First, the abolition of Jim Crow legal segregation. The South had to be made into the North’s image (of legal but still unreal racial equality), as legalized segregation was harmful to all Black people, whether labourer or bourgeoisie.
Second, the Black elite must be admitted into society’s heights, like legislature, the giant corporation, and universities. The possibility of moving up in society, without actually enabling mass structural social realignment, eased the psychological stress of racial oppression without any real oligarchic concessions.
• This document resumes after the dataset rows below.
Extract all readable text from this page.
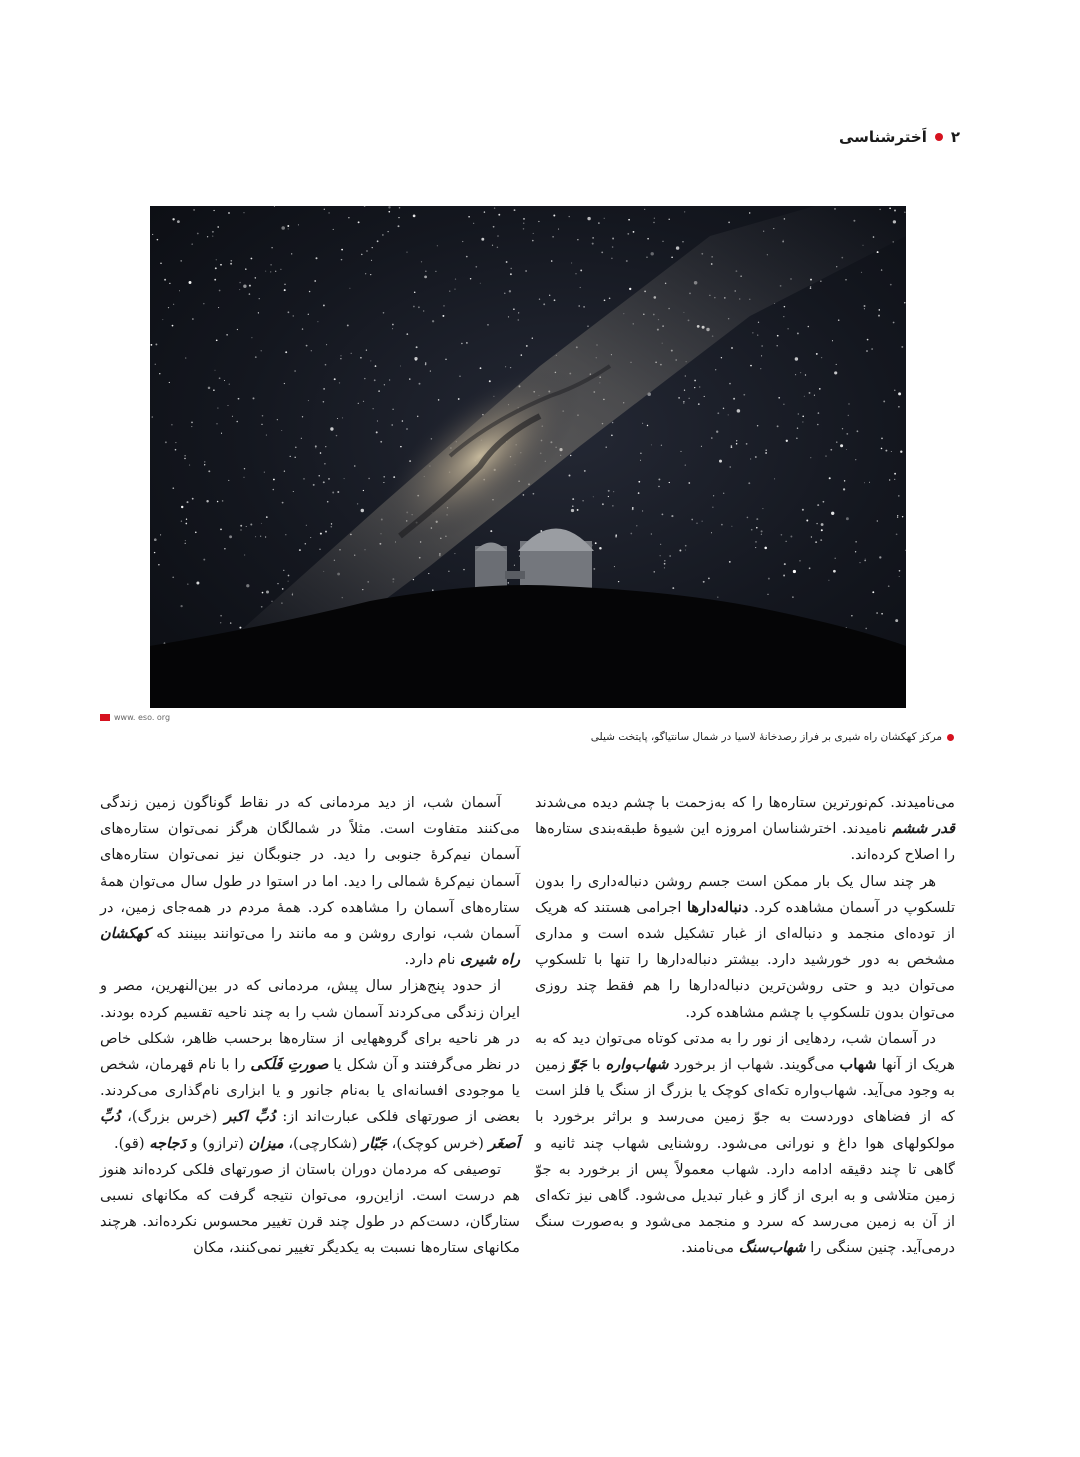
۲
اَخترشناسی
www. eso. org
مرکز کهکشان راه شیری بر فراز رصدخانهٔ لاسیا در شمال سانتیاگو، پایتخت شیلی

می‌نامیدند. کم‌نورترین ستاره‌ها را که به‌زحمت با چشم دیده می‌شدند قدر ششم نامیدند. اخترشناسان امروزه این شیوهٔ طبقه‌بندی ستاره‌ها را اصلاح کرده‌اند.

هر چند سال یک بار ممکن است جسم روشن دنباله‌داری را بدون تلسکوپ در آسمان مشاهده کرد. دنباله‌دارها اجرامی هستند که هریک از توده‌ای منجمد و دنباله‌ای از غبار تشکیل شده است و مداری مشخص به دور خورشید دارد. بیشتر دنباله‌دارها را تنها با تلسکوپ می‌توان دید و حتی روشن‌ترین دنباله‌دارها را هم فقط چند روزی می‌توان بدون تلسکوپ با چشم مشاهده کرد.

در آسمان شب، ردهایی از نور را به مدتی کوتاه می‌توان دید که به هریک از آنها شهاب می‌گویند. شهاب از برخورد شهاب‌واره با جَوّ زمین به وجود می‌آید. شهاب‌واره تکه‌ای کوچک یا بزرگ از سنگ یا فلز است که از فضاهای دوردست به جوّ زمین می‌رسد و براثر برخورد با مولکولهای هوا داغ و نورانی می‌شود. روشنایی شهاب چند ثانیه و گاهی تا چند دقیقه ادامه دارد. شهاب معمولاً پس از برخورد به جوّ زمین متلاشی و به ابری از گاز و غبار تبدیل می‌شود. گاهی نیز تکه‌ای از آن به زمین می‌رسد که سرد و منجمد می‌شود و به‌صورت سنگ درمی‌آید. چنین سنگی را شهاب‌سنگ می‌نامند.

آسمان شب، از دید مردمانی که در نقاط گوناگون زمین زندگی می‌کنند متفاوت است. مثلاً در شمالگان هرگز نمی‌توان ستاره‌های آسمان نیم‌کرهٔ جنوبی را دید. در جنوبگان نیز نمی‌توان ستاره‌های آسمان نیم‌کرهٔ شمالی را دید. اما در استوا در طول سال می‌توان همهٔ ستاره‌های آسمان را مشاهده کرد. همهٔ مردم در همه‌جای زمین، در آسمان شب، نواری روشن و مه مانند را می‌توانند ببینند که کهکشان راه شیری نام دارد.

از حدود پنج‌هزار سال پیش، مردمانی که در بین‌النهرین، مصر و ایران زندگی می‌کردند آسمان شب را به چند ناحیه تقسیم کرده بودند. در هر ناحیه برای گروههایی از ستاره‌ها برحسب ظاهر، شکلی خاص در نظر می‌گرفتند و آن شکل یا صورتِ فَلَکی را با نام قهرمان، شخص یا موجودی افسانه‌ای یا به‌نام جانور و یا ابزاری نام‌گذاری می‌کردند. بعضی از صورتهای فلکی عبارت‌اند از: دُبِّ اکبر (خرس بزرگ)، دُبِّ اَصغَر (خرس کوچک)، جَبّار (شکارچی)، میزان (ترازو) و دَجاجه (قو).

توصیفی که مردمان دوران باستان از صورتهای فلکی کرده‌اند هنوز هم درست است. ازاین‌رو، می‌توان نتیجه گرفت که مکانهای نسبی ستارگان، دست‌کم در طول چند قرن تغییر محسوس نکرده‌اند. هرچند مکانهای ستاره‌ها نسبت به یکدیگر تغییر نمی‌کنند، مکان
Third, Black members of the upper classes must remain dependent on White oligarchs for their relatively esteemed positions. Through the use of finances, co-optation of movements, or the destruction of subversive Black elite individuals/movements, the White oligarchy retained control on the velvet rope into elites.
Through these various methods, the ceiling for any single Black individual can be made limitless, without any liberation of the Black masses, and always at the whims of the White oligarchy. Through B+S’ crystal clear analysis of the forces at play here, we can see how effectively the White oligarchy continues to divide the working class, and co-opt Black liberatory movements, without the global condemnation faced by South Africa or Rhodesia.
For these reasons, overcoming racism in the working class, and uncovering Black peoples’ eyes to the betrayals of the Black elite, are necessary to turn the Black working class from a sub-proletarian reserve army of labour, to a real revolutionary proletarian force in the imperial metropole.